Democratic Sentinel, Volume 3, Number 1, Rensselaer, Jasper County, 14 February 1879 — Lincoln’s Parents. [ARTICLE]
Lincoln’s Parents.
In Mr. Ward H. Lamon’s somewhat famous life of Lincoln serious doubt was intimated whether the parents of the President were ever legally married, while the additional fact was privately well known that the book as printed did not express that doubt with anything like the plainness which Lamon at first intended, the efforts of Judge David Davis and Leonard Swett having been successful in suppressing a large part of the matter on the subject. The story was that Thomas Lincoln, Abraham’s father, was “wanting in character” as a young man, so that Sally Bush, “a modest and pious girl,” refused to marry him when he asked her, and that, as a bond to the State of Kentucky was required for a marriage in regular form, Thomas, when he espoused Nancy Hanks, the mother of Abraham Lincoln, never went through any legal ceremonial. The reticence of the ex-Presi-dent on the subject, the same disposition in other persons supposed to know about it, and the alleged absence from the record in the family Bible that Mr. Lincoln kept of any mention of his parents’ marriage gave strength to the story. But it is now ascertained very distinctly that the evidence of their marriage is complete and formal. ExSecretary Bristow has received, at New York, from Mr.
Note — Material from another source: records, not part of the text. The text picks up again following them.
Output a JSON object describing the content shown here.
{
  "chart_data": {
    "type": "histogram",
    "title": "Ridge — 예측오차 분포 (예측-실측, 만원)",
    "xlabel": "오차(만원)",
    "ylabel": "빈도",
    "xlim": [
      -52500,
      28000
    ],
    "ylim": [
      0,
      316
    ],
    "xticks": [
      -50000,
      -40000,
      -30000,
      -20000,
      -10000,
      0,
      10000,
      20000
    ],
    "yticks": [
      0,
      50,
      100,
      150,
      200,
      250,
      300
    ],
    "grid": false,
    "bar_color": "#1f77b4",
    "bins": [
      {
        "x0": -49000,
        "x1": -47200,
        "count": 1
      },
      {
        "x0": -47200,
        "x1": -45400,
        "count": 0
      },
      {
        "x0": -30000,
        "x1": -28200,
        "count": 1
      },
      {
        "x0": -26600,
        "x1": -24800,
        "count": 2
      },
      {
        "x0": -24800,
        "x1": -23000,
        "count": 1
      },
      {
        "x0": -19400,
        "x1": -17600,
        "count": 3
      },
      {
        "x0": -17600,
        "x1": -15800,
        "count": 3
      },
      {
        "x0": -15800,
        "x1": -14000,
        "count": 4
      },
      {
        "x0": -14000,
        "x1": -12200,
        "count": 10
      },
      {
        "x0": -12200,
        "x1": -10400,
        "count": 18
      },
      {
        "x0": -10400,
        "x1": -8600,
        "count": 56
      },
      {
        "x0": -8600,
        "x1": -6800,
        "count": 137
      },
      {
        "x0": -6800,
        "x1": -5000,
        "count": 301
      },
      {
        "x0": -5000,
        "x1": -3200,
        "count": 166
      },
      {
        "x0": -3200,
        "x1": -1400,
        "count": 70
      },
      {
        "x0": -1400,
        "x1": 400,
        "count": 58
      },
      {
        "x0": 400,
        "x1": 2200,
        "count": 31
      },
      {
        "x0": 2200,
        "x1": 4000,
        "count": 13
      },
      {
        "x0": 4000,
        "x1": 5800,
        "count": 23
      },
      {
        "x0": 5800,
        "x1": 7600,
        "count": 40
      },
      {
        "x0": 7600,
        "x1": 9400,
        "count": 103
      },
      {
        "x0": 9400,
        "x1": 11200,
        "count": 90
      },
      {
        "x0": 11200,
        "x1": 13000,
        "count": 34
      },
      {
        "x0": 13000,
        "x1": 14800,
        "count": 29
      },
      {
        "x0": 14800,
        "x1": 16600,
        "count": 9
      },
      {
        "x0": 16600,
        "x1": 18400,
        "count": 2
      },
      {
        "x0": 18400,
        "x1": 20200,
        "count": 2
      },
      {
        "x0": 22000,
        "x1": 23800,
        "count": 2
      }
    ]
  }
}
R. J. Browne, a lawyer of high standing and a gentleman of character, whose residence is in Springfield, Washington county, Ky., a copy from the county records of the bonds which Thomas Lincoln gave, with Richard Berry as surety, previous to his marriage, and also of the certificate of the Methodist preacher, Jesse Head, who certifies that he married them on the 23d day of September, 1806. The record is regular in all respects, and completely silences any charge or intimation that the President’s birth was not legitimate. The simple explanation why Lamon’s searches, or those made for him, did not discover the record, seems to be that they were not made in the right place.— Philadelphia Times.